Entretanto os escorços interpretativos
das composições de gênero ou dos nus,
forçando aproximações com heroínas
trágicas da ópera, Dido ou Butterfly, são
bem menos convincentes e patinam em
paralelismos desprovidos de lastro documental. Tal sucede, a meu ver, devido à
anêmica oxigenação desses trabalhos pela sociedade que lhes deu vida.
Ao discutir as raízes programáticas da
tela "Moema", de Vítor Meirelles, deflagradora de idealizações com personagens
indígenas ou nativistas (Marabás, Iracemas etc.), a que se seguiu outra leva de
nus de "cocottes", a lembrança de "O
Nascimento de Vênus" (1863), de Cabanel, como modelo eventual, não basta para esclarecer a genealogia pictórica ou as
motivações da clientela daqui. Assim o
demonstram algumas coleções brasileiras do final do século 19 que abrigavam
uma proporção apreciável de nus e poses
eróticas, por exemplo, a do senador Freitas Valle. Tanto em Paris como no eixo
Rio-São Paulo havia uma demanda inexaurível por telas fesceninas da parte de
colecionadores antenados com o universo da prostituição, que se havia firmado
no âmago da sociabilidade burguesa sob
a designação de "demi-monde".
Em vez de constituir apenas reelaboração parodística da tradição pastoral, as
fontes visuais dessas telas "indianistas"

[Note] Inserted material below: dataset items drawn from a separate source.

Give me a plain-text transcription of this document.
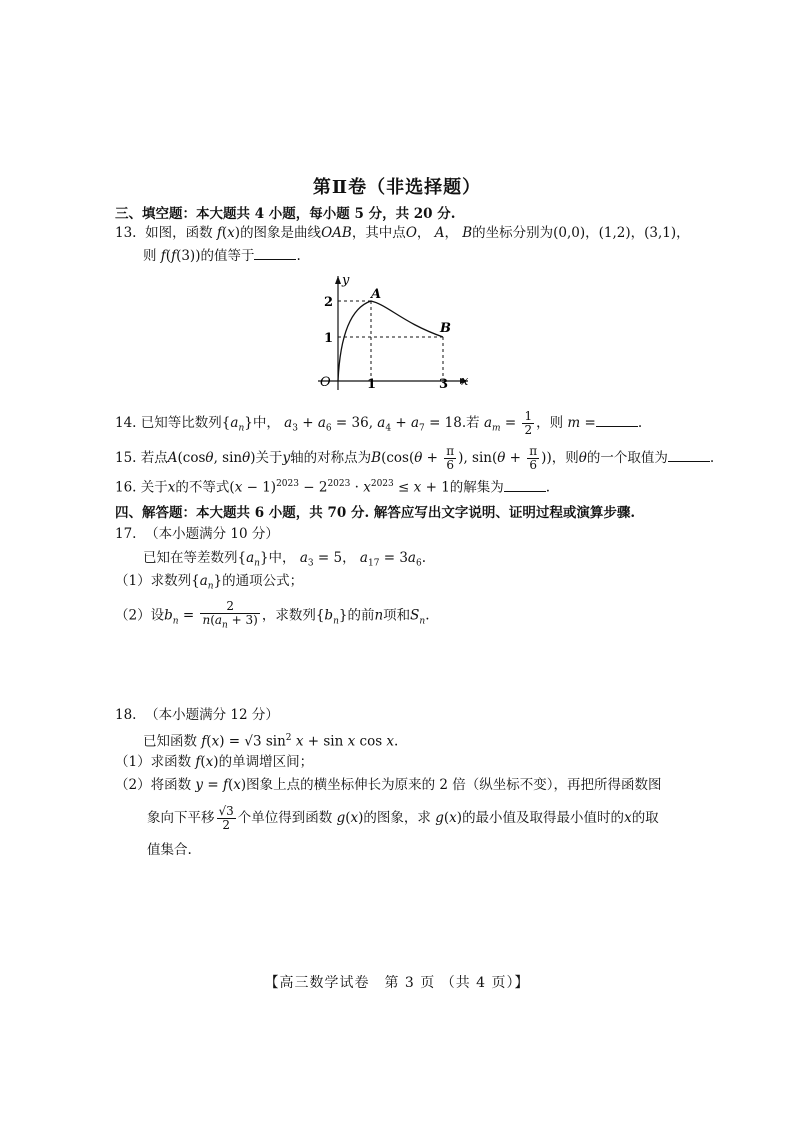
第Ⅱ卷（非选择题）
三、填空题：本大题共 4 小题，每小题 5 分，共 20 分.
13. 如图，函数 f(x)的图象是曲线OAB，其中点O， A， B的坐标分别为(0,0)，(1,2)，(3,1)，
则 f(f(3))的值等于	.
y
x
O
A
B
2
1
1	3
14. 已知等比数列$\{a_n\}$中， $a_3 + a_6 = 36$, $a_4 + a_7 = 18$.若 $a_m = \frac{1}{2}$ ，则 m =	.
15. 若点A(cosθ, sinθ)关于y轴的对称点为$B(\cos(\theta + \frac{\pi}{6}$ ), $\sin(\theta + \frac{\pi}{6}$ ))，则θ的一个取值为	.
16. 关于x的不等式$(x - 1)^{2023} - 2^{2023} \cdot x^{2023} \le x + 1$的解集为	.
四、解答题：本大题共 6 小题，共 70 分. 解答应写出文字说明、证明过程或演算步骤.
17. （本小题满分 10 分）
已知在等差数列$\{a_n\}$中， $a_3 = 5$， $a_{17} = 3a_6$.
（1）求数列$\{a_n\}$的通项公式；
（2）设$b_n = \frac{2}{n(a_n + 3)}$ ，求数列$\{b_n\}$的前n项和$S_n$.
18. （本小题满分 12 分）
已知函数 f(x) = √3 $\sin^2 x + \sin x$ cos x.
（1）求函数 f(x)的单调增区间；
（2）将函数 y = f(x)图象上点的横坐标伸长为原来的 2 倍（纵坐标不变），再把所得函数图
象向下平移 $\frac{√3}{2}$ 个单位得到函数 g(x)的图象，求 g(x)的最小值及取得最小值时的x的取
值集合.
【高三数学试卷　第 3 页 （共 4 页）】
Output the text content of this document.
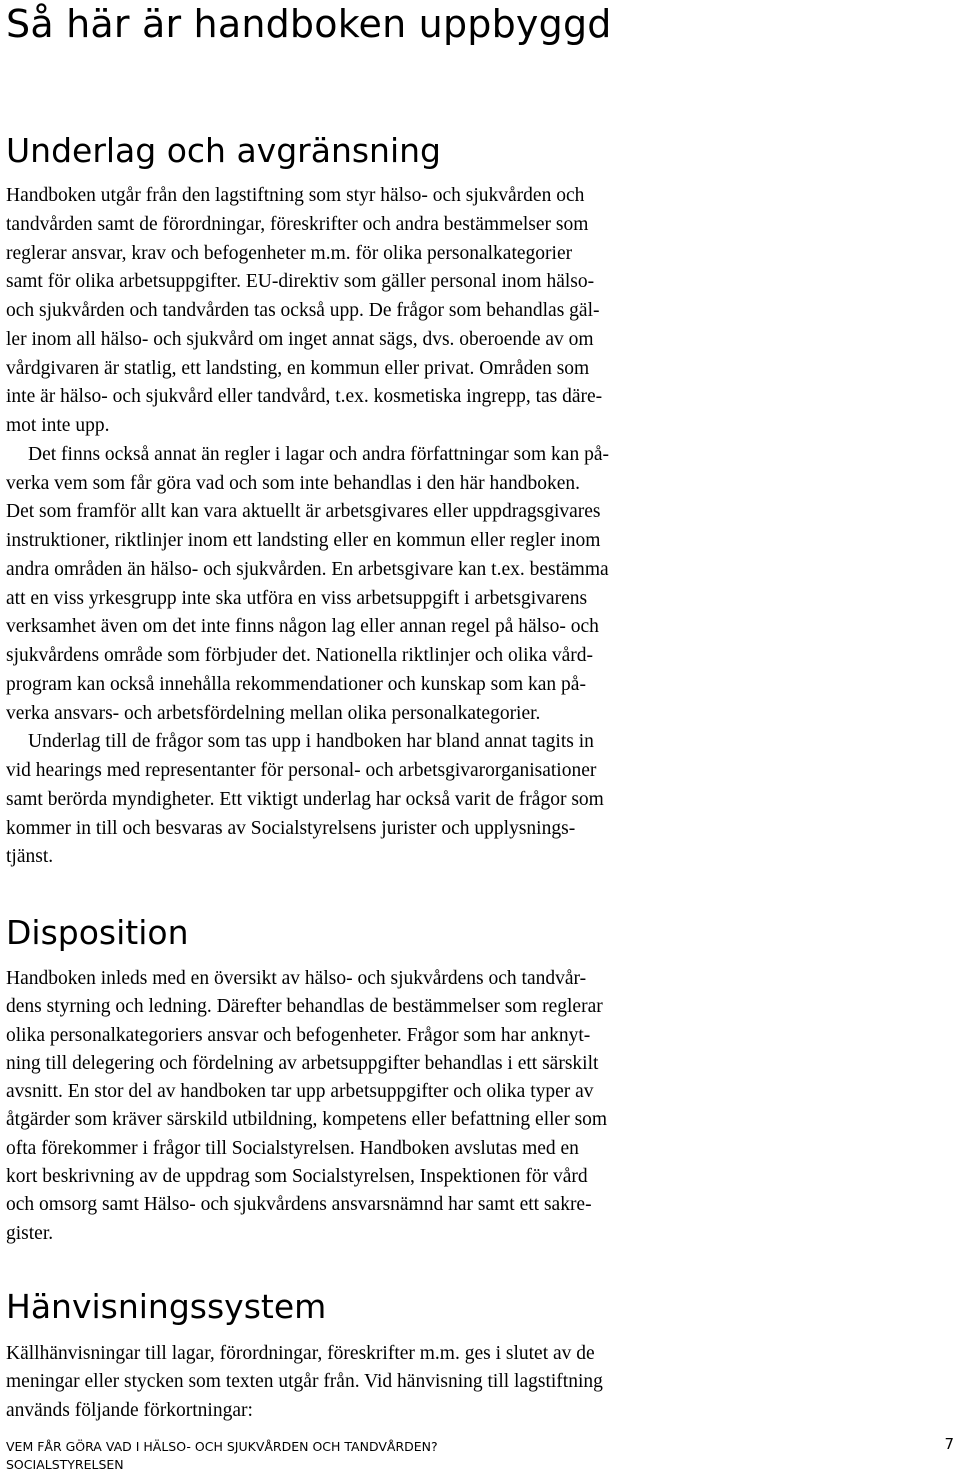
Så här är handboken uppbyggd
Underlag och avgränsning
Handboken utgår från den lagstiftning som styr hälso- och sjukvården och
tandvården samt de förordningar, föreskrifter och andra bestämmelser som
reglerar ansvar, krav och befogenheter m.m. för olika personalkategorier
samt för olika arbetsuppgifter. EU-direktiv som gäller personal inom hälso-
och sjukvården och tandvården tas också upp. De frågor som behandlas gäl-
ler inom all hälso- och sjukvård om inget annat sägs, dvs. oberoende av om
vårdgivaren är statlig, ett landsting, en kommun eller privat. Områden som
inte är hälso- och sjukvård eller tandvård, t.ex. kosmetiska ingrepp, tas däre-
mot inte upp.
Det finns också annat än regler i lagar och andra författningar som kan på-
verka vem som får göra vad och som inte behandlas i den här handboken.
Det som framför allt kan vara aktuellt är arbetsgivares eller uppdragsgivares
instruktioner, riktlinjer inom ett landsting eller en kommun eller regler inom
andra områden än hälso- och sjukvården. En arbetsgivare kan t.ex. bestämma
att en viss yrkesgrupp inte ska utföra en viss arbetsuppgift i arbetsgivarens
verksamhet även om det inte finns någon lag eller annan regel på hälso- och
sjukvårdens område som förbjuder det. Nationella riktlinjer och olika vård-
program kan också innehålla rekommendationer och kunskap som kan på-
verka ansvars- och arbetsfördelning mellan olika personalkategorier.
Underlag till de frågor som tas upp i handboken har bland annat tagits in
vid hearings med representanter för personal- och arbetsgivarorganisationer
samt berörda myndigheter. Ett viktigt underlag har också varit de frågor som
kommer in till och besvaras av Socialstyrelsens jurister och upplysnings-
tjänst.
Disposition
Handboken inleds med en översikt av hälso- och sjukvårdens och tandvår-
dens styrning och ledning. Därefter behandlas de bestämmelser som reglerar
olika personalkategoriers ansvar och befogenheter. Frågor som har anknyt-
ning till delegering och fördelning av arbetsuppgifter behandlas i ett särskilt
avsnitt. En stor del av handboken tar upp arbetsuppgifter och olika typer av
åtgärder som kräver särskild utbildning, kompetens eller befattning eller som
ofta förekommer i frågor till Socialstyrelsen. Handboken avslutas med en
kort beskrivning av de uppdrag som Socialstyrelsen, Inspektionen för vård
och omsorg samt Hälso- och sjukvårdens ansvarsnämnd har samt ett sakre-
gister.
Hänvisningssystem
Källhänvisningar till lagar, förordningar, föreskrifter m.m. ges i slutet av de
meningar eller stycken som texten utgår från. Vid hänvisning till lagstiftning
används följande förkortningar:
VEM FÅR GÖRA VAD I HÄLSO- OCH SJUKVÅRDEN OCH TANDVÅRDEN?
SOCIALSTYRELSEN
7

remontavam aos caracteres da "Vênus
Anadyomène" (1848), de Ingres. Pelo visto, os artistas brasileiros haviam substituído as cortesãs da pintura francesa, disfarçadas em personagens antigas, na linhagem dos Cabanel, Bouguereau e de
seus epígonos, por equivalentes patrícias
ostentando traços fisionômicos, colorações de pele e atavios indígenas. "A Carioca" (1882), de Pedro Américo, remexe
os cabelos como a Vênus de Ingres, assim
como a peladona estirada de costas na cama, de Amoedo (aliás, pintada em Paris
em 1884), constituiria uma versão francamente obscena da mulher-mercadoria,
sem rosto, reduzida à condição de carne-dinheiro, da "Olympia" (1863), de Manet.
Retrato de colecionador
Embora diversas obras expostas se
prestem ao esclarecimento da interação
entre artistas e clientes, a matéria expressiva da "Cena da Família de Adolfo Augusto Pinto" (1891), de Almeida Jr., traz à
tona certas linhas de força reveladoras
dessa demanda por obras de arte procedente dos grupos de elite no surto urbano-industrial impelido pela cafeicultura.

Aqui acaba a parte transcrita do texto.